At the same time, vaccine hunters remain unshaken in their belief that a vaccine is the only way to eventually eradicate AIDS. That's because it is clear now that it's impossible to completely eliminate the biggest sources of infection: unprotected sex, sharing needles, and childbearing and breastfeeding by infected women.
Dr. Lawrence Corey, head of virology for the University of Washington and chairman of the conference, which began Monday, notes that the rate of 40,000 new HIV cases in the U.S. annually has not changed for the past 15 years.
"The only way my granddaughter is going to grow up without the risk of HIV is with a vaccine," Corey said.
Corey is the principal investigator of the HIV Vaccine Trials Network, a global collaboration in the search for an HIV vaccine that is based at the Fred Hutchinson Cancer Research Center in Seattle.

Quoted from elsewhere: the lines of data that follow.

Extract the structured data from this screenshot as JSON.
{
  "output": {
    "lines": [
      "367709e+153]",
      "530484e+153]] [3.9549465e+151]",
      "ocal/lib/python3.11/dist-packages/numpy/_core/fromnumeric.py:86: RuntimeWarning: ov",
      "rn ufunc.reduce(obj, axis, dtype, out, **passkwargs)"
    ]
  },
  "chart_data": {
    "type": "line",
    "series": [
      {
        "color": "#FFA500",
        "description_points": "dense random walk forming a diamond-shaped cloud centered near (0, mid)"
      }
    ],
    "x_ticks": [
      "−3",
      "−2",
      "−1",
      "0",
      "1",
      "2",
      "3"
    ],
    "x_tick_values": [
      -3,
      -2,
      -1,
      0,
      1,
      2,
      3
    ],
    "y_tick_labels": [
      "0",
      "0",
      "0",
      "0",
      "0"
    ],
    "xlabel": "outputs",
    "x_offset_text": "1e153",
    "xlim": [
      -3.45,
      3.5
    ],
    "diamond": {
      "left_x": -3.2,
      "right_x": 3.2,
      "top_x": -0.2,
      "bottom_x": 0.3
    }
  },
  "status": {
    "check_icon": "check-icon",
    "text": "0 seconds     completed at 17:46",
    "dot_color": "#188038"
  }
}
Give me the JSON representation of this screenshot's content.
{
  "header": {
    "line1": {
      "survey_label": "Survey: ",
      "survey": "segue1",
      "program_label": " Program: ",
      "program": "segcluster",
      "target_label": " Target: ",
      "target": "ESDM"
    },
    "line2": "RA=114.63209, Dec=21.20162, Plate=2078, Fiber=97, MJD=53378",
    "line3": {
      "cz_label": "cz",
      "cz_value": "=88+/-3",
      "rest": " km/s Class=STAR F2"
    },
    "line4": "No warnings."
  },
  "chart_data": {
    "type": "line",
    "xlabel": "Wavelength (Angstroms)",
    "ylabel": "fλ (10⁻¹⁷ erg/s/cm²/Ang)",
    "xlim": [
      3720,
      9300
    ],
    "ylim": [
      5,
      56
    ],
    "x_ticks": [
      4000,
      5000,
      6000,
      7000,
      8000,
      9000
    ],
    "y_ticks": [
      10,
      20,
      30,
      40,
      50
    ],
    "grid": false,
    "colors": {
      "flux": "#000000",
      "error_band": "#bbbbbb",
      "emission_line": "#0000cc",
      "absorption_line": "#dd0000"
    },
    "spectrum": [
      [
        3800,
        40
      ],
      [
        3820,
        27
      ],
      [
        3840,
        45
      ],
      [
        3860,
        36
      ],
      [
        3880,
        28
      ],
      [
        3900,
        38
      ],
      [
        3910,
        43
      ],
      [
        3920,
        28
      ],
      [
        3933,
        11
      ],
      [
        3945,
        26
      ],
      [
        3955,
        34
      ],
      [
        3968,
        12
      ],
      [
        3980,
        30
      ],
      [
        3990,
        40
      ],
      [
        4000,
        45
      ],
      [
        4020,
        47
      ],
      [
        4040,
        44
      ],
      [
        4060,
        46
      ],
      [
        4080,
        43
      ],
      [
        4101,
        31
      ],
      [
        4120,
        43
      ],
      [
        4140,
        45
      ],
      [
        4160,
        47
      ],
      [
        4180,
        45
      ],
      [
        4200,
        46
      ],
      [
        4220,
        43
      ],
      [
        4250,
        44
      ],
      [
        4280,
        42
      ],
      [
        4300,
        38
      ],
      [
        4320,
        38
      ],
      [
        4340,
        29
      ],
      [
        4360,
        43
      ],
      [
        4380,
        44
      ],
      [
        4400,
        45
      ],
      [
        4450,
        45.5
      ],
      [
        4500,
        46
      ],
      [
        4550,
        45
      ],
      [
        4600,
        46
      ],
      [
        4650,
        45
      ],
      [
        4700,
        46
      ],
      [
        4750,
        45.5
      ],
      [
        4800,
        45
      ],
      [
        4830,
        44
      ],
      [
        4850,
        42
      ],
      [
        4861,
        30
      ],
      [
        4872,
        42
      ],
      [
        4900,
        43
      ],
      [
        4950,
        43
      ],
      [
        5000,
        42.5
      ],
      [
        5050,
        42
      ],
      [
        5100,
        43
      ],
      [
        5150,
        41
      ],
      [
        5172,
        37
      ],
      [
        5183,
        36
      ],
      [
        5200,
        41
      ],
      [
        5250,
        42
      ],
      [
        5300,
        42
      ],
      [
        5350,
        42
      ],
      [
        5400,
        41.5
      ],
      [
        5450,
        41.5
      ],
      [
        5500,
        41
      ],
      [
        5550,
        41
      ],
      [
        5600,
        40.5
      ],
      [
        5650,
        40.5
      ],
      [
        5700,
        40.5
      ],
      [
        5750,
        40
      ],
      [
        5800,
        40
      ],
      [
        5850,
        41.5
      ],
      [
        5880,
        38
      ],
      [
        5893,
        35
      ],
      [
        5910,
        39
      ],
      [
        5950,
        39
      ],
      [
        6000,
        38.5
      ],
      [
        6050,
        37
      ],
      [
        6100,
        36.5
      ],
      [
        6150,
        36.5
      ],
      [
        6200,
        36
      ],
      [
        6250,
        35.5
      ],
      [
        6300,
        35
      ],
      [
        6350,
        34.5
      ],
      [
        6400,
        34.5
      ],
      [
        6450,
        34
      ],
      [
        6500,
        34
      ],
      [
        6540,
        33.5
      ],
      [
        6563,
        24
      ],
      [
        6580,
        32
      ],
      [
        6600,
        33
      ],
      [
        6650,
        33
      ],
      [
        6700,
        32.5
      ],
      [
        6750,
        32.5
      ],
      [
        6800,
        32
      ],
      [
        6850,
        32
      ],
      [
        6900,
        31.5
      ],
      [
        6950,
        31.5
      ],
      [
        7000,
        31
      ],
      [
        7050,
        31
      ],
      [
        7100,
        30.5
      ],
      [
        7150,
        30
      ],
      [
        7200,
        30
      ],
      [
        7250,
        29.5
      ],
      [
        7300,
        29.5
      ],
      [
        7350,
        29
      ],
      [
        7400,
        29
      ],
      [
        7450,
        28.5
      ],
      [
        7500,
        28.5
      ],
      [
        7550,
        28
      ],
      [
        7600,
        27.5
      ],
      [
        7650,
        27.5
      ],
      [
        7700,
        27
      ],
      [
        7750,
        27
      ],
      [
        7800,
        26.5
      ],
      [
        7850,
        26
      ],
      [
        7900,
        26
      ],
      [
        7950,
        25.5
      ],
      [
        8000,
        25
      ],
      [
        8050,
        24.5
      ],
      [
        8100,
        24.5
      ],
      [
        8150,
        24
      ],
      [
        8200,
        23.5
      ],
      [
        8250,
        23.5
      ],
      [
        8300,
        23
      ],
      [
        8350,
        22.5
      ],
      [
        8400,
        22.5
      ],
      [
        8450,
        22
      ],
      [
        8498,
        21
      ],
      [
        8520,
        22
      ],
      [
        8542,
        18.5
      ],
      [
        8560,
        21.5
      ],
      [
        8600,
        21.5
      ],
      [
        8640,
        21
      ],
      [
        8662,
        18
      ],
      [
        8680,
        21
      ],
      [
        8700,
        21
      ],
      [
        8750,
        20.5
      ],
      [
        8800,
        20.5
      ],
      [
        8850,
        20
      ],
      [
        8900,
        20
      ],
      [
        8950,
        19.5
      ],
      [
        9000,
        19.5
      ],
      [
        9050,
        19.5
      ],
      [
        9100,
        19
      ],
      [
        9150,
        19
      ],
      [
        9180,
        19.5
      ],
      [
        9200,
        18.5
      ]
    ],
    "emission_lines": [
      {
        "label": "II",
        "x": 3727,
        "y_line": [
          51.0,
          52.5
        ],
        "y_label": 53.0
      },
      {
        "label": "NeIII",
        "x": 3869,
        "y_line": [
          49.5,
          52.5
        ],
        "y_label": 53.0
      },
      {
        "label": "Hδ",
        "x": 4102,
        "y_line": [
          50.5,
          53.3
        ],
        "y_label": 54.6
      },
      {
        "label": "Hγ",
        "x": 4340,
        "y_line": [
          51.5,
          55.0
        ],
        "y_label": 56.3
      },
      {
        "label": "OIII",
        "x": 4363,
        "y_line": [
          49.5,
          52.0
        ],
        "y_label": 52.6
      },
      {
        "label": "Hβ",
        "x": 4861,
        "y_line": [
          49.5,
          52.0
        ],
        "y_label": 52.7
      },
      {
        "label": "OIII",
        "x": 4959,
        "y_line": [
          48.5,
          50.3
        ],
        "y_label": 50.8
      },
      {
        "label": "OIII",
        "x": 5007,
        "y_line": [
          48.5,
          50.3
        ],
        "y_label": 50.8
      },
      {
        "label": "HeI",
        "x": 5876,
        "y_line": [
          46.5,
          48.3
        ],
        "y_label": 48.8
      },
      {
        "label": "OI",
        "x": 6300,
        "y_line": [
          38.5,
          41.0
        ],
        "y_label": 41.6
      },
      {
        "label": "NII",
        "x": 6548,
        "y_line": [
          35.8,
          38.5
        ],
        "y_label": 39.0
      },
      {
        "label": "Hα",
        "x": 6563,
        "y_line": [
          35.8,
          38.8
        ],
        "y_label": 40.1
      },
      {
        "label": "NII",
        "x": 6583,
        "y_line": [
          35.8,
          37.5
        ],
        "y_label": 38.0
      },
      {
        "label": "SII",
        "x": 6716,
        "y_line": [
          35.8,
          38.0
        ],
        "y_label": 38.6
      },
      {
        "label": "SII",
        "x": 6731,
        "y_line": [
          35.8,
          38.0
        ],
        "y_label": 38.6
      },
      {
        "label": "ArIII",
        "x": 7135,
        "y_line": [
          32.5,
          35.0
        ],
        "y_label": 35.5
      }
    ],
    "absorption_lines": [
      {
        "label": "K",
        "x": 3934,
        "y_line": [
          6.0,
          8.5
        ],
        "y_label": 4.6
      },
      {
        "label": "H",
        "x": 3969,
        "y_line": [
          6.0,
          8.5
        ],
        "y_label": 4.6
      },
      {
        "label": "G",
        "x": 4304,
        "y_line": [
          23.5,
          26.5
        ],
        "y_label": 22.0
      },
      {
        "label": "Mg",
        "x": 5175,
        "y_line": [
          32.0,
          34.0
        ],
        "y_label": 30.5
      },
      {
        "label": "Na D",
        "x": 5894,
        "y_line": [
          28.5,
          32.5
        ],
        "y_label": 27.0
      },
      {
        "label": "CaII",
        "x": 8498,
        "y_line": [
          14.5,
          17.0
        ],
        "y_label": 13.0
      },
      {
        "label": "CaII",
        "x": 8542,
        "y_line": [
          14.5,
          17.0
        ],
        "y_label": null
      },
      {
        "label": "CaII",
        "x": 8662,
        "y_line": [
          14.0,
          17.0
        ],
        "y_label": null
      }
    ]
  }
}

For almost 20 years, researchers have pursued an HIV vaccine by focusing on antibodies in the immune system, which prevent infection.
About five years ago, many researchers shifted focus to vaccines that would produce cytotoxic T-cells, or so-called killer T-cells, to attack HIV-infected cells, Corey said. A T-cell vaccine wouldn't necessarily protect someone from becoming HIV-positive, but it would suppress the infection to delay full-blown AIDS and to prevent transmission to others.
Still, some scientists believe T-cell vaccines wouldn't be enough to stop the spread of HIV, which has infected 40 million people worldwide and killed 25 million.
HIV mutates about a thousand times more quickly than a flu virus, Corey said. And strains of HIV virus can vary from person to person and from region to region, said Pat Fast, executive director for medical affairs for the International AIDS Vaccine Initiative in New York.
That can be a problem for vaccine research: AIDS is raging hardest in Africa, yet subjects in vaccine trials are chosen based on health standards for industrialized nations, Fast said. For example, many Africans are disqualified from clinical trials because their bodies harbor too many parasites or lack high-enough blood-cell counts.
To remedy that, a coalition of HIV-research groups at the conference Monday released the first-ever laboratory benchmarks tailored for Africans.
"It makes sense to try [the vaccine] on the population you'll be giving it to," Fast said. "What's normal in Peoria may not be normal in Lusaka [in Zambia]."